The Irish dream helped me establish was what the Good Day in the Book Shop would look like. Less satisfactory dreams involve the anxiety of losing books after purchase, mysterious changes of title and content, and a perennial search for books abandoned at various places of work. The function of these dreams is to combat any solid confidence in your ability and to confront yourself with the shifting nature of reality. Books actually bought in haste when I am in real but unfamiliar territory can shape shift at the slightest pretext. In between purchase and loading in the car, titles on the spine can shuffle words and unsightly signatures appear soundlessly over the titlepage. What looked like Gladstone’s signature was clearly Gladys Stone using a leaky pen. Promising inserts and Stevengraphs vaporise before your eyes into grease stained bookmarks smelling of cheese. What was a landscape etching on purchase, became, on closer inspection, a sheet of musical notation with Nelsonian cartouche. The year 1680, upon which hope was pinned, has in a better light revealed itself to be 1860, and utterly pointless. The wallet of maps is empty and fifteen  pages from another publication are bound upside down

The wise collector will build protocol and unrealities into any adequate buying experience, a test for control of the emotions. But, as I used to say regularly to artists at tutorial, what is the best that can happen?

 

REAL ENCOUNTERS WITH PROMISING STOCK.

First of all you have to arrive early, as the blind is rolled up and the sign says OPEN. You even get to help unload the last book from the cardboard box onto the shelf. “Right” says the Owner, “Thanks for that. I bought them yesterday. Priced them this morning. They won’t sell. And I don’t know about the subject anyway.”

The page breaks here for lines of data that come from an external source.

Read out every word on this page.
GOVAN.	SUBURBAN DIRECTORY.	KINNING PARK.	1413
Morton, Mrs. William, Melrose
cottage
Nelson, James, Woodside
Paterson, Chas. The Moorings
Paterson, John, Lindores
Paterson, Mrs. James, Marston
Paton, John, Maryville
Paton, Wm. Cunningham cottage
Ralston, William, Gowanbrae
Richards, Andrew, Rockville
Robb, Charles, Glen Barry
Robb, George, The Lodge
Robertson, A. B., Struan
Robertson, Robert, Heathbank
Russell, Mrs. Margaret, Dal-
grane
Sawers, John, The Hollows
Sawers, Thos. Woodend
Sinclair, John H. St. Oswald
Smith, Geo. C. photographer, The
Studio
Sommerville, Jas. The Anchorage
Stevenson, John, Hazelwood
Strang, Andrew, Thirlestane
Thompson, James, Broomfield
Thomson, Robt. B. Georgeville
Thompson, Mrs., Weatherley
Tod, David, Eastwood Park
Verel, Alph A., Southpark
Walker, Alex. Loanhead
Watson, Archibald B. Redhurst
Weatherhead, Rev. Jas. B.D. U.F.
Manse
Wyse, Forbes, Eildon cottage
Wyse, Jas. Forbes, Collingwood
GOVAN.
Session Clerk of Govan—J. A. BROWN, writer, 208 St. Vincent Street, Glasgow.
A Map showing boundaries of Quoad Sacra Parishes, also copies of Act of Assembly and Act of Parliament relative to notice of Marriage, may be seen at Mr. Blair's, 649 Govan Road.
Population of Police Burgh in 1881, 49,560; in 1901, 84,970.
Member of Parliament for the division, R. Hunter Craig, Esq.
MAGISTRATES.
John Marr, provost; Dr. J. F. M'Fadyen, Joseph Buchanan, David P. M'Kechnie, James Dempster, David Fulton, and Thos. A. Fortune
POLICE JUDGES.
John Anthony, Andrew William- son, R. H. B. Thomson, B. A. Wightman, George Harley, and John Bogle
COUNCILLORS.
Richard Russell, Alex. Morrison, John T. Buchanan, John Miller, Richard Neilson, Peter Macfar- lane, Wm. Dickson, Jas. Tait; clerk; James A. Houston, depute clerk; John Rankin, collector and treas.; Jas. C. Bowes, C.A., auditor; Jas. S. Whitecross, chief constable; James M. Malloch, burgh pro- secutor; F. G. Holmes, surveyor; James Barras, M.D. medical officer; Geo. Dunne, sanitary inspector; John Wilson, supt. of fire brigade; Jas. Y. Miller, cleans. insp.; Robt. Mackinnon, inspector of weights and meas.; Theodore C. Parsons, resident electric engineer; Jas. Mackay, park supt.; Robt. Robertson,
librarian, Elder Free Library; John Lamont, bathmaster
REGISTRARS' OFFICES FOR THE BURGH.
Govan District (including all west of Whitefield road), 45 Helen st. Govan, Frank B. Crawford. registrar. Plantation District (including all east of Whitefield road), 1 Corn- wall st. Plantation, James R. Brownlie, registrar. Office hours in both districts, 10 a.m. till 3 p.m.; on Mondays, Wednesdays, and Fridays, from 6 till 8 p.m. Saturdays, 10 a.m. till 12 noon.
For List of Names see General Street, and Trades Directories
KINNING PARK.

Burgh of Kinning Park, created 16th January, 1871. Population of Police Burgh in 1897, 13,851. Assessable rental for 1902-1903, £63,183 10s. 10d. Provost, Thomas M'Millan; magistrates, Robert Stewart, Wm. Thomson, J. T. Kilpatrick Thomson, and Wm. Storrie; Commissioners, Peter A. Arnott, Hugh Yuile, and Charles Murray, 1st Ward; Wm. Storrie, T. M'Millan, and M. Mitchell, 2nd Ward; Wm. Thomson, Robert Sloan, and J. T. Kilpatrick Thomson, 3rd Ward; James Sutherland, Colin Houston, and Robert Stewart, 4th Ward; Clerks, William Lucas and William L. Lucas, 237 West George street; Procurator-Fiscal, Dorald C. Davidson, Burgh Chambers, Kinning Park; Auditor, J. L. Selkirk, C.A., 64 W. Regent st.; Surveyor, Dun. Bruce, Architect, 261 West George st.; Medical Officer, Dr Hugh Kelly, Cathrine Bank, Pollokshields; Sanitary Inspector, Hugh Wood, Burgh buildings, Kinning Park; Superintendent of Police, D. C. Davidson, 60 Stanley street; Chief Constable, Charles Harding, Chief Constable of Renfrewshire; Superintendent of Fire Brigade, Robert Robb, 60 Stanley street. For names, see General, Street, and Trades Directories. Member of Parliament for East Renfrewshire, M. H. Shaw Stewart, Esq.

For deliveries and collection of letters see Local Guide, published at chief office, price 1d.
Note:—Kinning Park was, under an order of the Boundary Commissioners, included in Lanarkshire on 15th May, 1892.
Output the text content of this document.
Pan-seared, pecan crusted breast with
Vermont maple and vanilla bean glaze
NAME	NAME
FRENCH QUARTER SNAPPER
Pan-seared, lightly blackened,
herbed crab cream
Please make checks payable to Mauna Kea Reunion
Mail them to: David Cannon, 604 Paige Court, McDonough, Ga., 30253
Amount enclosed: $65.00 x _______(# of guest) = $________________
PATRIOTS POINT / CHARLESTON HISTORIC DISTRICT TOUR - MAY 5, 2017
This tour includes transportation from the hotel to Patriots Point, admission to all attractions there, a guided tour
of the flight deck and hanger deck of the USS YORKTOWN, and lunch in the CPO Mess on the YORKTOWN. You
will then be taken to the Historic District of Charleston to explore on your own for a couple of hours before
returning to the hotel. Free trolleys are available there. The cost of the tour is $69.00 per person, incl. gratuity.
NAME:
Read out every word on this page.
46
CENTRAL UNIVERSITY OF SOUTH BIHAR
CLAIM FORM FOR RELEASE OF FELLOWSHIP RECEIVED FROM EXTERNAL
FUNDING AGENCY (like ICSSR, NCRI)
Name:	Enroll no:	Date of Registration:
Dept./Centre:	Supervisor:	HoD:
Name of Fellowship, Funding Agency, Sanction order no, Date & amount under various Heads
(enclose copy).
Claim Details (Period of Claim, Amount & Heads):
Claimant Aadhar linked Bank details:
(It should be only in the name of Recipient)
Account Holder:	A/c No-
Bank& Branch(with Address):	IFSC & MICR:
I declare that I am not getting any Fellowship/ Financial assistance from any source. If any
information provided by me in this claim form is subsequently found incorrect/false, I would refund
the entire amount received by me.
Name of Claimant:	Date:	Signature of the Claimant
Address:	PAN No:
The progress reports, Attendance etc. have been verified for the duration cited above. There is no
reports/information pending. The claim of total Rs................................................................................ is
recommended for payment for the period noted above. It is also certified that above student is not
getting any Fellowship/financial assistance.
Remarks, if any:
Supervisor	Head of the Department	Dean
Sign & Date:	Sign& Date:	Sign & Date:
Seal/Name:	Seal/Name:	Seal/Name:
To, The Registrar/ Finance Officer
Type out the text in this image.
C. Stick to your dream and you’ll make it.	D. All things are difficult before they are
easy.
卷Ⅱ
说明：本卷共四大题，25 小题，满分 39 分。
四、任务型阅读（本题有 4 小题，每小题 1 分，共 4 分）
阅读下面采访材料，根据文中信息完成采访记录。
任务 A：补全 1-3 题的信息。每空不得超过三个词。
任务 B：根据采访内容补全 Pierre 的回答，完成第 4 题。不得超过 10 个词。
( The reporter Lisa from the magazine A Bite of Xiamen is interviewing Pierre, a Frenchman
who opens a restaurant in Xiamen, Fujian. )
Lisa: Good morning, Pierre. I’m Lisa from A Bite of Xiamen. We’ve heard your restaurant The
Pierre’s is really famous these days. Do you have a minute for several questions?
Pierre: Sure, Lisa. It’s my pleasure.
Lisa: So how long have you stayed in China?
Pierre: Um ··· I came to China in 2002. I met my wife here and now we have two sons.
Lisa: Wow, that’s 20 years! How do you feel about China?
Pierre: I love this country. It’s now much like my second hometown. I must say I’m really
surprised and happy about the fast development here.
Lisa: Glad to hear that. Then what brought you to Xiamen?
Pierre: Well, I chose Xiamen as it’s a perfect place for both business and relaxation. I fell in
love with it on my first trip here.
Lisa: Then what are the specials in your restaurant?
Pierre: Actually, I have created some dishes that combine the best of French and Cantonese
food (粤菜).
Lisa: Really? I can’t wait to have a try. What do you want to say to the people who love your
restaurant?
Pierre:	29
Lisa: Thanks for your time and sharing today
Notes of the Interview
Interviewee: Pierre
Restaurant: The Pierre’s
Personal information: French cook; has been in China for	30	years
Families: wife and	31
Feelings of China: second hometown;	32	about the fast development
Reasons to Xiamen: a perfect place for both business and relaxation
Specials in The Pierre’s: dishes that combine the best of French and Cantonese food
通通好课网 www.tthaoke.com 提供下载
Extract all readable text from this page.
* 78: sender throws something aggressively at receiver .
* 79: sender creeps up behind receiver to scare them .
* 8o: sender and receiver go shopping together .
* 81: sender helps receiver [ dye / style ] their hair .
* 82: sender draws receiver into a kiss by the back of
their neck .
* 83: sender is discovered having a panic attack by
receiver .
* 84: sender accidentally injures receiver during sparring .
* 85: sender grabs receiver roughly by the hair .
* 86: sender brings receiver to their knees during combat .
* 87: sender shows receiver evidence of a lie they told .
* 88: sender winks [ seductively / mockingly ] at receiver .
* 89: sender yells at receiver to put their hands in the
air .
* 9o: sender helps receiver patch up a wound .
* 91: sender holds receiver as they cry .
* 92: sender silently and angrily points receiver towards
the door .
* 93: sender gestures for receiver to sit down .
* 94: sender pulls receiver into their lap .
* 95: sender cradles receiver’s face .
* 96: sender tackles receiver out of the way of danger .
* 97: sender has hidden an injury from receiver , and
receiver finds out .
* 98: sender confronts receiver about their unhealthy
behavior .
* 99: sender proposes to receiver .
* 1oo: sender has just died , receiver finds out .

This has happened twice in Norwich; firstly when the Library of E.H.Shackleton the East Anglian white witch was sold by Thomas Crowe; secondly was when the library of the Punch film reviewer Richard Hallett appeared at John Ellis’ shop.

I am wary of Triumphalism here; shades of the Giant Perch, the Van Gogh in the junk shop window. Better I address the individual book shops which were scenes of that Triumph, because the conduit through which the book appeared in my life, has governed how I feel now about the books that surround me.

BOOK THEFT

In the same way as I have never, never stolen a book, I count the location and the agent vital to the character of the book. A stolen book could never nbe enjoyed, shown to any one else, because the affront would be raw to my conscience in perpetuity. Opening the covers would bring back my shifty behaviour, my biting of my tongue, my puny distractions, and the suspicion that my behavior was so outlandish it was easily seen and remembered. That dealer would therefore be astounded at my ham fisted theft, reduced to contempt by my clear dishonesty, and swear to settle the scores at any time before I died. I might open the book to demonstrate a point to a student of illustration, and he/she would find clear evidence how I came by the book. Perhaps he/she was in some way related to the Bookseller, a parent and friend. And at family feasts everybody would be told how a much loved book was crudely snatched by a drooling overweight customer who would be settled with in due course. The student would recognize the exact configuration and my career in Higher Education was over, and any dream of starting my own Bookshop shattered.

Surveying the Book Dealers with whom I have dealt over my lifetime, I could no more cross them, than I could have punched them in the ear and stolen their till. I found it impossible to argue with these stalwarts of the trade. I felt humbled by their stewardship of a building full of books and the like. No matter how churlish or whimsical they were, I was my lot to accept them as characters in the Golden and Multi-Layered Soap Opera of my Bibliomania. There was no area of my life in which my imagination was so easily allowed to roam, free to speculate on the relationship between Information and the Human Mind.